Pruden and her colleague, water scientist Marc Edwards, collected their own samples from Flint residents' homes and published two studies showing that the biochemistry of Flint River water presented a comfortable home for the bacteria.

The new study took a more comprehensive approach. The researchers included every case of Legionnaires’ recorded by the Michigan Department of Health and Human Services between 2010 and 2016 in Flint’s Genesee County and two neighboring counties. They then analyzed those against water chlorine measurements obtained weekly from eight sites in Flint over three years.

Zahran’s team showed that, in the first four months of the crisis, Flint residents were 10 times more likely to contract Legionnaires’ than were those in other counties.

Then in September 2014, Flint began issuing “boil water advisories,” instructing residents to consume tap water only after it was heated. The Legionnaires’ risk dipped slightly after these announcements, possibly because some people began turning to bottled water and avoiding taps, Zahran said.

Finally, after the city stopped running Flint River water and returned to Lake Huron water, the risk for Legionnaires’ returned to the levels seen before the lead crisis.

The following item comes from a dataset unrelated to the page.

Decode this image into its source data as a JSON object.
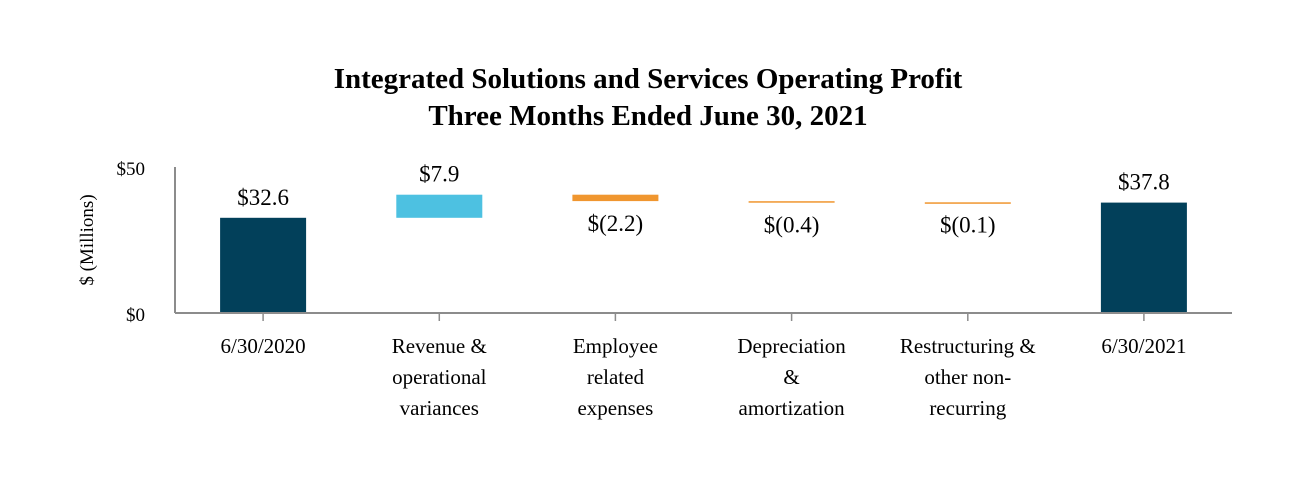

Still, researchers were puzzled by a few cases of Legionnaires’ that showed up in communities that weren’t affected by the water switch. To explain this, the team looked at commuter data, and showed that the likelihood of Legionnaires’ increased in a community if there were residents commuting to Flint during the time the water was bad.

Ultimately, Zahran and team ascribed 80% of the Legionnaires’ cases to the change in Flint’s water.

“There’s this growing of chorus of scientific voices, mine included, that in many respects disagree with some of the public health officials,” Stout said. “The voices are getting louder.”

UPDATE

This article was updated to include a response from the Michigan Department of Health and Human Services.